After a few hours hubs arrived home.  Imagine how NOT surprised he was to see me hauling books, wiping them off, moving them from room to room, all while doing a seemingly good imitation of "Hop-Along Cassidy" because my foot was more swollen than before and putting any weight on it was close to excruciating pain.  Helping me clean up my mess, we ended up with an almost sparkling little room.

...and a surprise at the end.  To make a long story shorter (what?  This IS the short version of it all!) I ended up with cellulitis of the foot (and hands?). I'd spent so much time at the computer the day before (another Lamaze-type diversion) that the fluids built up in my legs, and then who knows what else happened?  Perhaps between the books and the manicure I gave myself, bacteria got into my system and bad magic took place.  Whatever it was, my hands were swollen to the point that I could barely bend them, my foot was swollen to the point where I started looking things up on the Internet (never a good idea when so desperate). My foot had become red, a rash had developed AND the foot that's always ice cold was suddenly hot as well.  In fact, I was shivering and running a fever.

So, moral of the story?  There's a lesson for me to be learned here, but I know myself well enough that I probably won't learn for next time, though I should.  But the joy I now feel when I see the room clutter-free and dust-free was and IS worth all the pain.  For me, it was a wise investment as hubs shakes his head at what he considers to be my insanity.  But a pretty room can never be underestimated as a healing power.  Now when I go to the feared computer, I get great satisfaction seeing bookshelves that are full of old friends I've not seen in ages.  The air cleaner has worked much magic in getting rid of the dust that was stirred up, despite the best dusting cloths. I can breathe clean air, not sanded-down air when I come into the room.

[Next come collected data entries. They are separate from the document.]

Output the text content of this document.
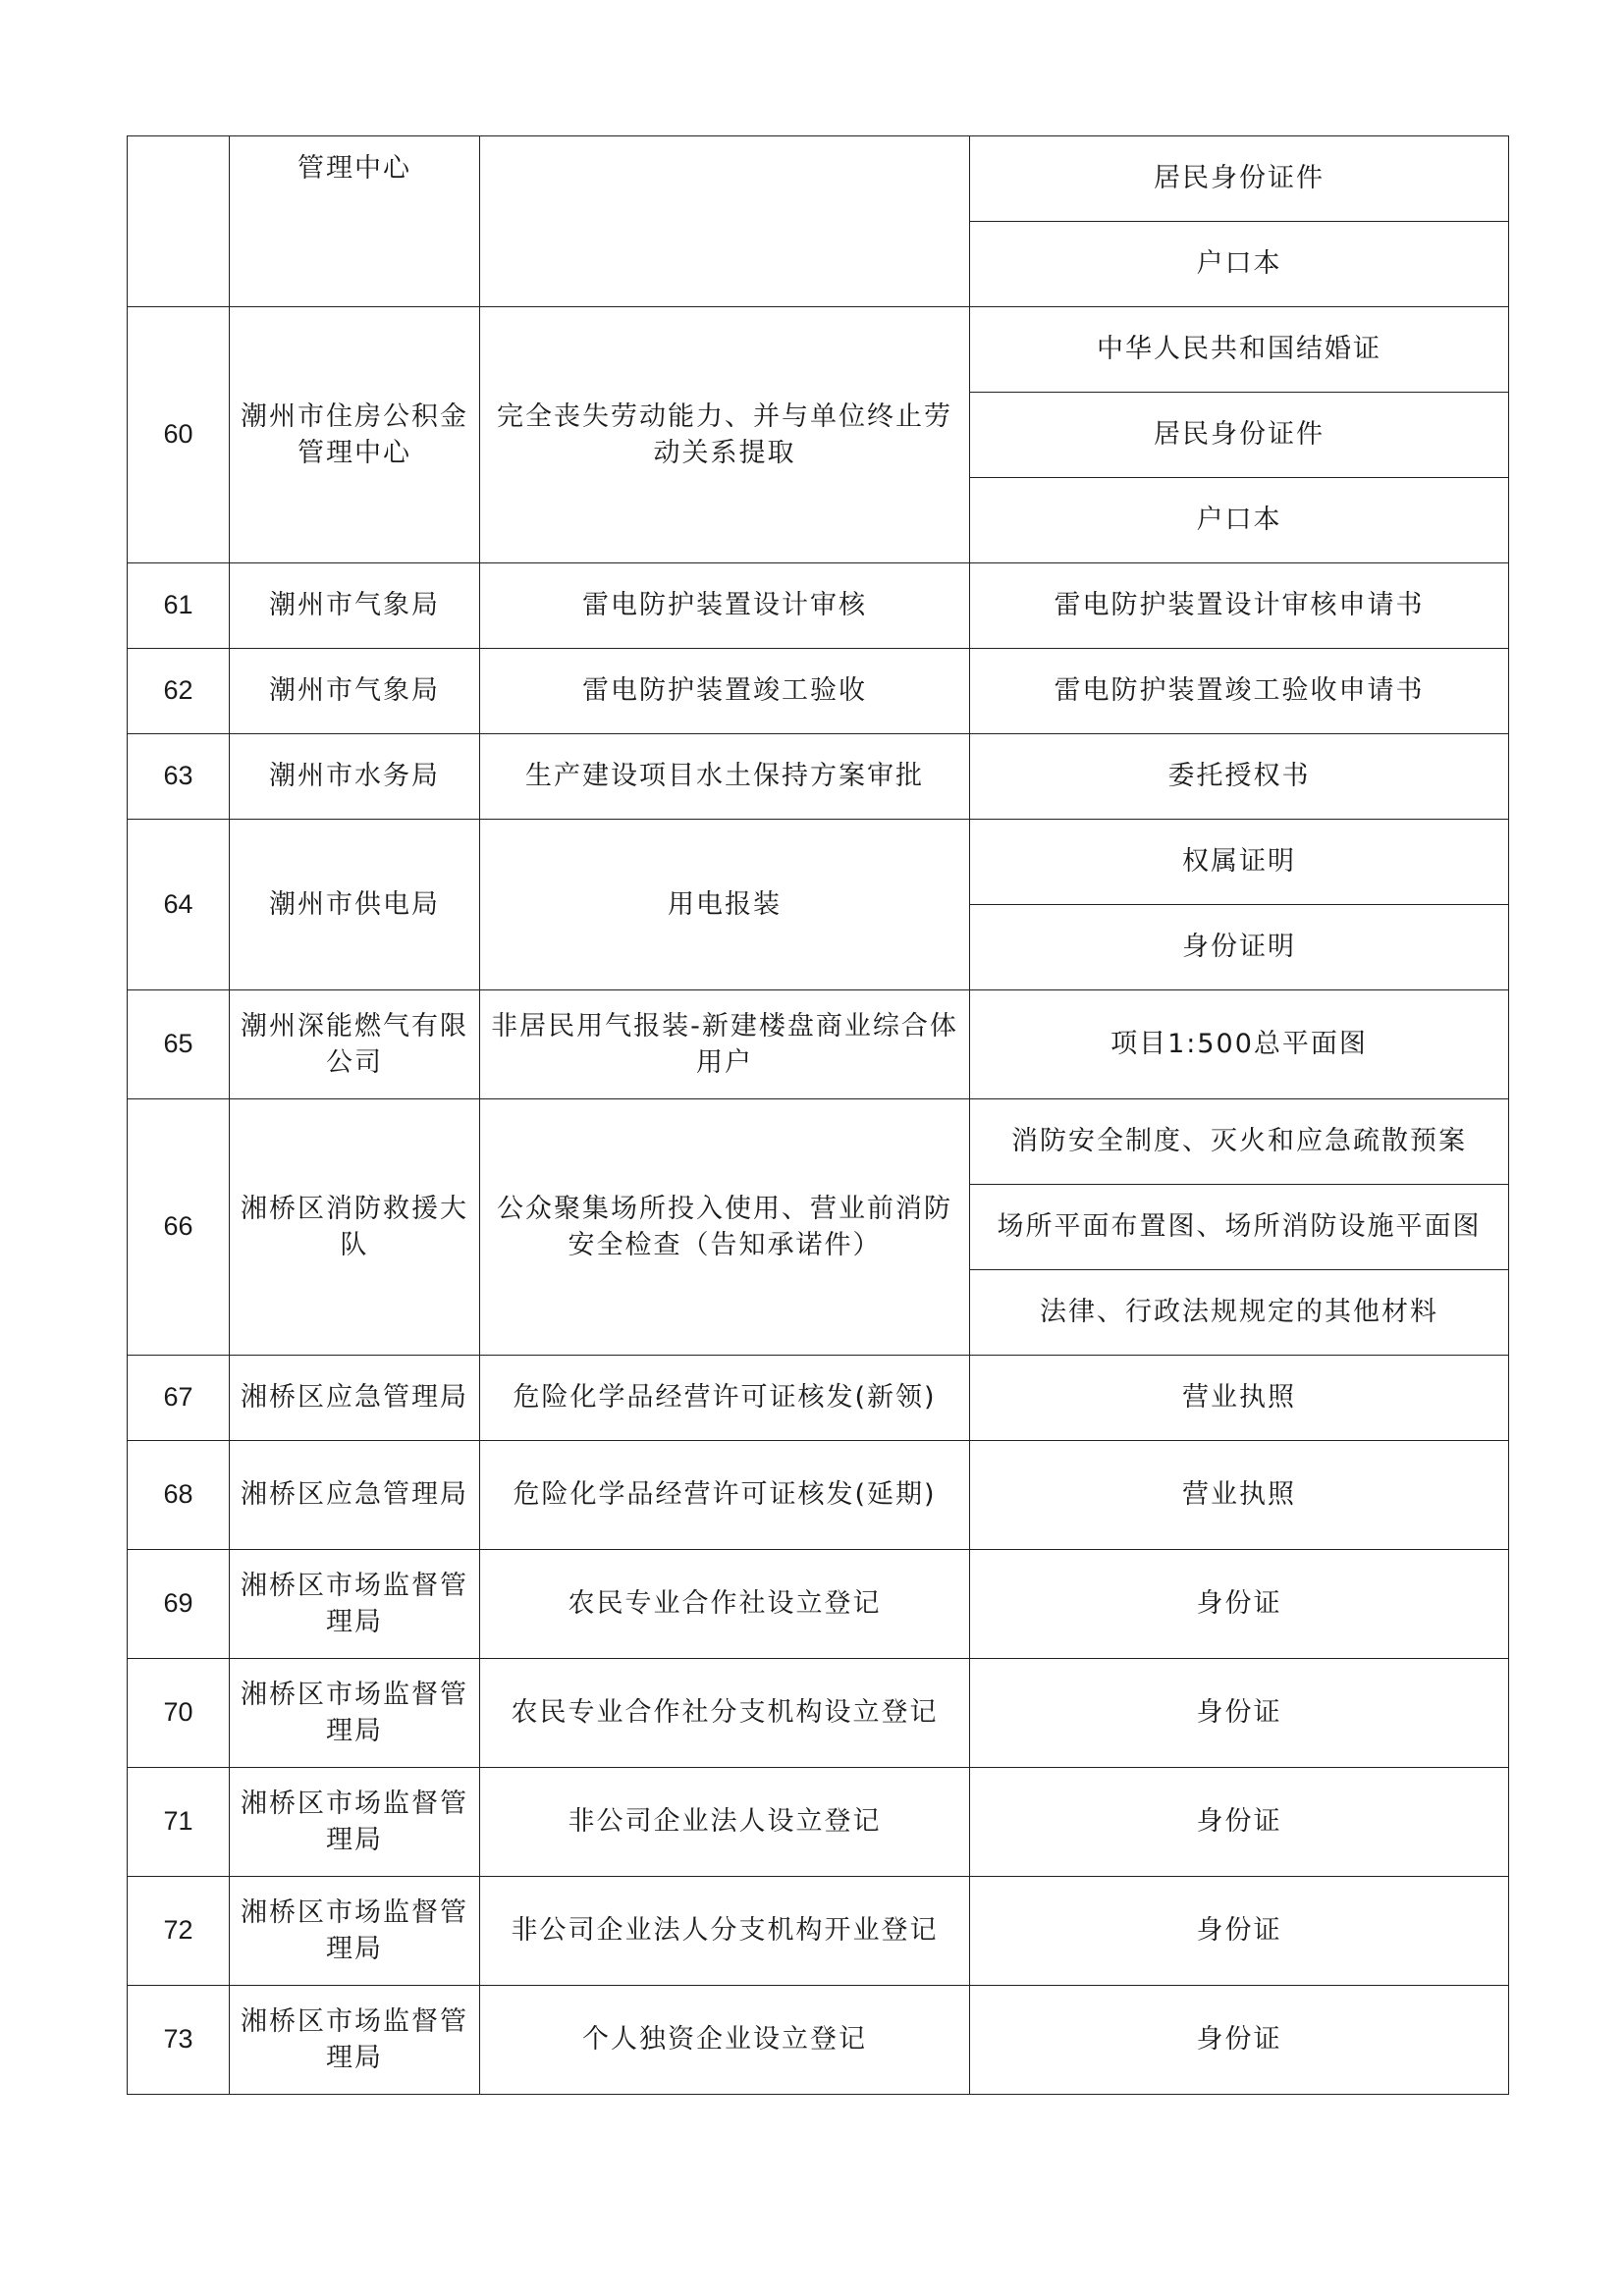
	管理中心		居民身份证件
			户口本
60	潮州市住房公积金管理中心	完全丧失劳动能力、并与单位终止劳动关系提取	中华人民共和国结婚证
			居民身份证件
			户口本
61	潮州市气象局	雷电防护装置设计审核	雷电防护装置设计审核申请书
62	潮州市气象局	雷电防护装置竣工验收	雷电防护装置竣工验收申请书
63	潮州市水务局	生产建设项目水土保持方案审批	委托授权书
64	潮州市供电局	用电报装	权属证明
			身份证明
65	潮州深能燃气有限公司	非居民用气报装-新建楼盘商业综合体用户	项目1:500总平面图
66	湘桥区消防救援大队	公众聚集场所投入使用、营业前消防安全检查（告知承诺件）	消防安全制度、灭火和应急疏散预案
			场所平面布置图、场所消防设施平面图
			法律、行政法规规定的其他材料
67	湘桥区应急管理局	危险化学品经营许可证核发(新领)	营业执照
68	湘桥区应急管理局	危险化学品经营许可证核发(延期)	营业执照
69	湘桥区市场监督管理局	农民专业合作社设立登记	身份证
70	湘桥区市场监督管理局	农民专业合作社分支机构设立登记	身份证
71	湘桥区市场监督管理局	非公司企业法人设立登记	身份证
72	湘桥区市场监督管理局	非公司企业法人分支机构开业登记	身份证
73	湘桥区市场监督管理局	个人独资企业设立登记	身份证
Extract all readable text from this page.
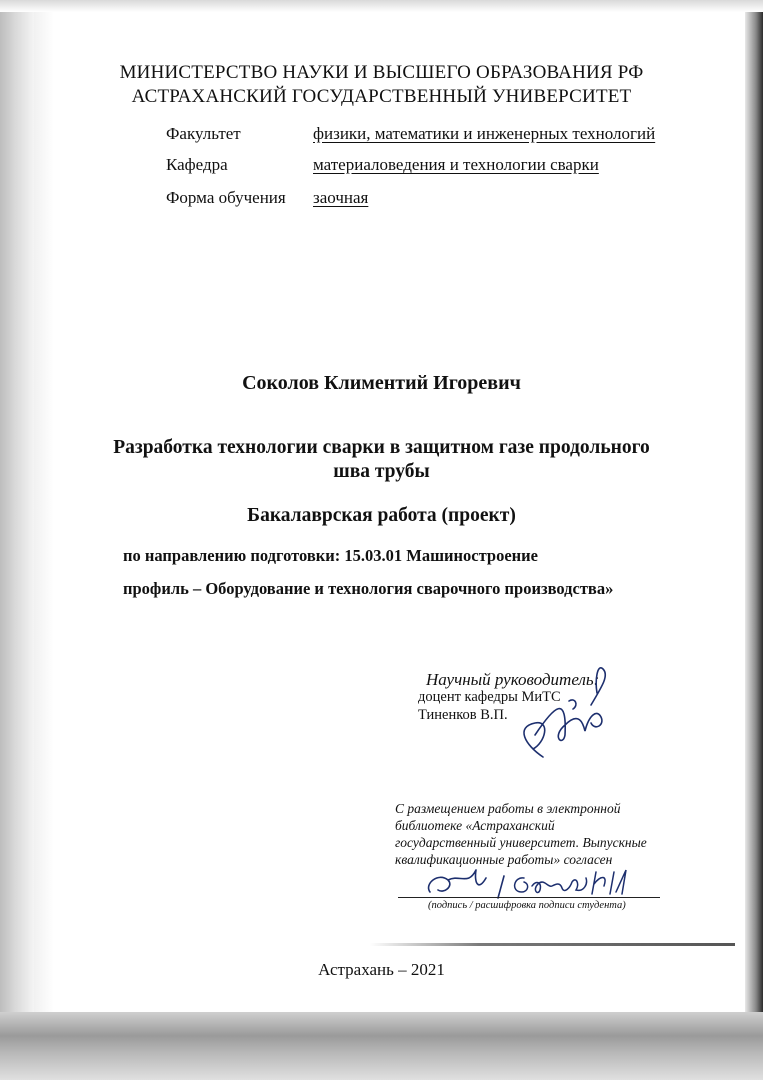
МИНИСТЕРСТВО НАУКИ И ВЫСШЕГО ОБРАЗОВАНИЯ РФ
АСТРАХАНСКИЙ ГОСУДАРСТВЕННЫЙ УНИВЕРСИТЕТ
Факультет	физики, математики и инженерных технологий
Кафедра	материаловедения и технологии сварки
Форма обучения заочная
Соколов Климентий Игоревич
Разработка технологии сварки в защитном газе продольного
шва трубы
Бакалаврская работа (проект)
по направлению подготовки: 15.03.01 Машиностроение
профиль – Оборудование и технология сварочного производства»
Научный руководитель:
доцент кафедры МиТС
Тиненков В.П.
С размещением работы в электронной
библиотеке «Астраханский
государственный университет. Выпускные
квалификационные работы» согласен
(подпись / расшифровка подписи студента)
Астрахань – 2021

And, most importantly, when it comes down to healing: I had a "marathon sleep" of 12 hours. Yippee!  Really!  With the help of an anti-inflammatory and the antibiotic the swelling has come down enough where it isn't pain off the charts.  The fever is gone, the rash is on its way out, though my skin DOES have a reptilian look to it, the scaly look from the swelling and fever, a classic reaction to what went on.  The blue-black hue has left my nail beds.  I can see that things will soon be right with the world.

But sometimes a girl's gotta do what a girl's gotta do, despite the cost.  As long as everything is capable of healing - that is, I'm not at risk of losing any more body parts - I'm thrilled I took the risk and made some headway into a huge project.  I've said it often enough: sometimes to survive, you need to come out of the normal protective shell you're forced to live with.  Sometimes you just can't keep calculating every step you take and every move you make.  Sometimes fighting this CFIDS and fibro animal is not rest but a feeling of accomplishment and that you've had your way, not allowing the illnesses to defeat.  Pacing, I think, is simply too over-rated.  There!  I've said it, and THAT in and of itself makes me feel better.

As always, I hope that all are doing their very best only better.  (As if fibro-logic is ever going to win with me!)  I wish my old Russian Orthodox camp buddies and my relatives a Merry Christmas - we're always a bit out of sync with the rest of the world.  Ciao and paka!